The Microsoft Document Intelligence Service provides flexible settings to tailor the service to your workflow. Common settings include:

Setting Description
Enabled Enable or disable this service.
Password For service authentication. Can be set per document or via custom code.
Base URL The URL to your Azure Document Intelligence service.
Execute On Trigger Define when to execute (e.g., on upload, update, or delete).
ArchivingStrategy Number of days before documents are deleted.
BatchSize Number of documents processed per batch (usually hidden/advanced).
DocumentProcessedStatus Status label for processed documents.
EnableSelectionMarks Save selection marks (checkboxes, etc.) detected by the API.
EnableTableDetection Save tables detected in the document.
MatchHeadingLevenshteinConfidence Use fuzzy matching for table headers, improving extraction from poor-quality scans.
MinimumColumnMatchCount Minimum column matches required for table mapping.
MatchTablesWithSameColumnCount Match tables by column count when headers are not repeated.
RemoveComments Remove human comments from the document.
SaveOCRLayout Save OCR layout, including lines and words.
WorkflowAlgorithm Assign workflow algorithms for document verification.
WorkflowDocument Enable document workflow features.
WorkflowShred Enable document shred workflow.
WorkflowGracePeriod Grace period before workflow escalation.

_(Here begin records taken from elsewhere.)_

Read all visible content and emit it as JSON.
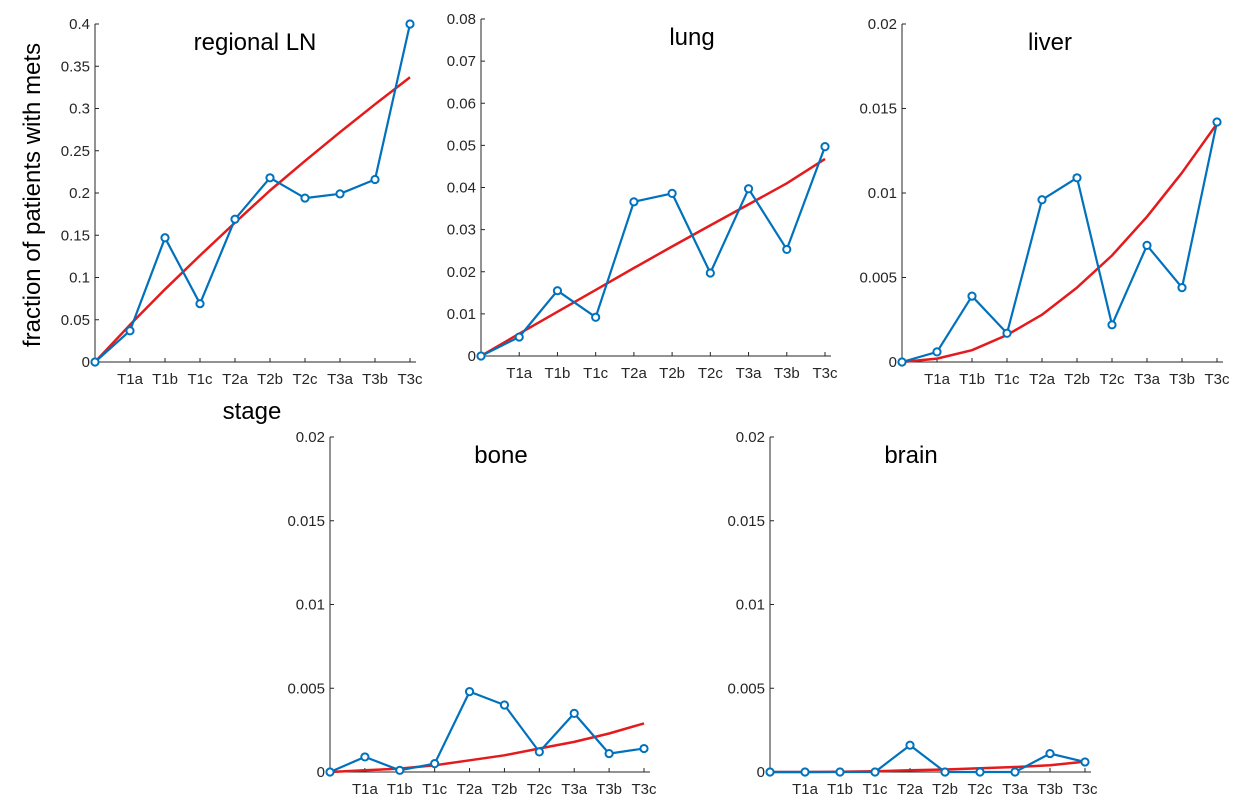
{
  "figure": {
    "ylabel": "fraction of patients with mets",
    "xlabel": "stage"
  },
  "chart_data": [
    {
      "type": "line",
      "title": "regional LN",
      "categories": [
        "T1a",
        "T1b",
        "T1c",
        "T2a",
        "T2b",
        "T2c",
        "T3a",
        "T3b",
        "T3c"
      ],
      "ylim": [
        0,
        0.4
      ],
      "yticks": [
        0,
        0.05,
        0.1,
        0.15,
        0.2,
        0.25,
        0.3,
        0.35,
        0.4
      ],
      "ytick_labels": [
        "0",
        "0.05",
        "0.1",
        "0.15",
        "0.2",
        "0.25",
        "0.3",
        "0.35",
        "0.4"
      ],
      "series": [
        {
          "kind": "observed",
          "color": "#0072BD",
          "x": [
            0,
            1,
            2,
            3,
            4,
            5,
            6,
            7,
            8,
            9
          ],
          "values": [
            0,
            0.037,
            0.147,
            0.069,
            0.169,
            0.218,
            0.194,
            0.199,
            0.216,
            0.4
          ]
        },
        {
          "kind": "fit",
          "color": "#E41A1C",
          "x": [
            0,
            1,
            2,
            3,
            4,
            5,
            6,
            7,
            8,
            9
          ],
          "values": [
            0,
            0.044,
            0.086,
            0.126,
            0.165,
            0.203,
            0.238,
            0.272,
            0.305,
            0.337
          ]
        }
      ]
    },
    {
      "type": "line",
      "title": "lung",
      "categories": [
        "T1a",
        "T1b",
        "T1c",
        "T2a",
        "T2b",
        "T2c",
        "T3a",
        "T3b",
        "T3c"
      ],
      "ylim": [
        0,
        0.08
      ],
      "yticks": [
        0,
        0.01,
        0.02,
        0.03,
        0.04,
        0.05,
        0.06,
        0.07,
        0.08
      ],
      "ytick_labels": [
        "0",
        "0.01",
        "0.02",
        "0.03",
        "0.04",
        "0.05",
        "0.06",
        "0.07",
        "0.08"
      ],
      "series": [
        {
          "kind": "observed",
          "color": "#0072BD",
          "x": [
            0,
            1,
            2,
            3,
            4,
            5,
            6,
            7,
            8,
            9
          ],
          "values": [
            0,
            0.0045,
            0.0155,
            0.0092,
            0.0366,
            0.0386,
            0.0197,
            0.0397,
            0.0253,
            0.0497
          ]
        },
        {
          "kind": "fit",
          "color": "#E41A1C",
          "x": [
            0,
            1,
            2,
            3,
            4,
            5,
            6,
            7,
            8,
            9
          ],
          "values": [
            0,
            0.0053,
            0.0105,
            0.0157,
            0.0209,
            0.026,
            0.031,
            0.036,
            0.041,
            0.0468
          ]
        }
      ]
    },
    {
      "type": "line",
      "title": "liver",
      "categories": [
        "T1a",
        "T1b",
        "T1c",
        "T2a",
        "T2b",
        "T2c",
        "T3a",
        "T3b",
        "T3c"
      ],
      "ylim": [
        0,
        0.02
      ],
      "yticks": [
        0,
        0.005,
        0.01,
        0.015,
        0.02
      ],
      "ytick_labels": [
        "0",
        "0.005",
        "0.01",
        "0.015",
        "0.02"
      ],
      "series": [
        {
          "kind": "observed",
          "color": "#0072BD",
          "x": [
            0,
            1,
            2,
            3,
            4,
            5,
            6,
            7,
            8,
            9
          ],
          "values": [
            0,
            0.0006,
            0.0039,
            0.0017,
            0.0096,
            0.0109,
            0.0022,
            0.0069,
            0.0044,
            0.0142
          ]
        },
        {
          "kind": "fit",
          "color": "#E41A1C",
          "x": [
            0,
            1,
            2,
            3,
            4,
            5,
            6,
            7,
            8,
            9
          ],
          "values": [
            0,
            0.0002,
            0.0007,
            0.0016,
            0.0028,
            0.0044,
            0.0063,
            0.0086,
            0.0112,
            0.0141
          ]
        }
      ]
    },
    {
      "type": "line",
      "title": "bone",
      "categories": [
        "T1a",
        "T1b",
        "T1c",
        "T2a",
        "T2b",
        "T2c",
        "T3a",
        "T3b",
        "T3c"
      ],
      "ylim": [
        0,
        0.02
      ],
      "yticks": [
        0,
        0.005,
        0.01,
        0.015,
        0.02
      ],
      "ytick_labels": [
        "0",
        "0.005",
        "0.01",
        "0.015",
        "0.02"
      ],
      "series": [
        {
          "kind": "observed",
          "color": "#0072BD",
          "x": [
            0,
            1,
            2,
            3,
            4,
            5,
            6,
            7,
            8,
            9
          ],
          "values": [
            0,
            0.0009,
            0.0001,
            0.0005,
            0.0048,
            0.004,
            0.0012,
            0.0035,
            0.0011,
            0.0014
          ]
        },
        {
          "kind": "fit",
          "color": "#E41A1C",
          "x": [
            0,
            1,
            2,
            3,
            4,
            5,
            6,
            7,
            8,
            9
          ],
          "values": [
            0,
            0.0001,
            0.0002,
            0.0004,
            0.0007,
            0.001,
            0.0014,
            0.0018,
            0.0023,
            0.0029
          ]
        }
      ]
    },
    {
      "type": "line",
      "title": "brain",
      "categories": [
        "T1a",
        "T1b",
        "T1c",
        "T2a",
        "T2b",
        "T2c",
        "T3a",
        "T3b",
        "T3c"
      ],
      "ylim": [
        0,
        0.02
      ],
      "yticks": [
        0,
        0.005,
        0.01,
        0.015,
        0.02
      ],
      "ytick_labels": [
        "0",
        "0.005",
        "0.01",
        "0.015",
        "0.02"
      ],
      "series": [
        {
          "kind": "observed",
          "color": "#0072BD",
          "x": [
            0,
            1,
            2,
            3,
            4,
            5,
            6,
            7,
            8,
            9
          ],
          "values": [
            0,
            0,
            0,
            0,
            0.0016,
            0,
            0,
            0,
            0.0011,
            0.0006
          ]
        },
        {
          "kind": "fit",
          "color": "#E41A1C",
          "x": [
            0,
            1,
            2,
            3,
            4,
            5,
            6,
            7,
            8,
            9
          ],
          "values": [
            0,
            0,
            2e-05,
            5e-05,
            0.0001,
            0.00015,
            0.00022,
            0.0003,
            0.0004,
            0.00062
          ]
        }
      ]
    }
  ]
}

To upload and process documents using the Google Forms Parser:

  1. Open Service In the Microsoft Document Intelligence Service, click the Upload button or drag and drop files over the document grid.
  2. Select Category (Optional) If you know the category for the document, select it. Otherwise, select No category.
  3. Process Documents After uploading, select the documents to process and click on the Process button.

Info

Tip: For new services, process a small batch first to verify the results before scaling up.


View Processed Documents

  • Select Outbox in the usage filter in the Microsoft Document Intelligence Service.
  • Open any processed document to view and verify the extracted results.

Troubleshooting Tips

  • Missing or Incorrect Data?
  • Ensure uploaded documents are clear and legible. Poor quality scans or images reduce extraction accuracy.
  • Confirm that the file type is supported (PDF, JPEG, PNG, TIFF, etc.).
  • Complex or highly stylized layouts may require more careful labelling and analysis.
  • Tables or Key-Value Pairs Not Extracted?
  • Make sure tables and fields are clearly structured in your documents.
  • Use the labelling and analysis steps to improve model accuracy.
  • Upload or Processing Errors?
  • Try re-uploading the document or using a different sample to rule out file-specific issues.
  • If errors persist, check your service settings or contact support.
  • Performance Issues?
  • Large document batches may take longer to process. Start with smaller batches to ensure responsiveness.

Best Practices

  • Use high-quality scans or digital originals for best extraction results.
  • Label and categorize documents accurately to improve model performance.
  • Regularly review and update your definition documents as forms or layouts evolve.
  • Migrate from Form Recognizer to Document Intelligence for ongoing support and access to the latest features.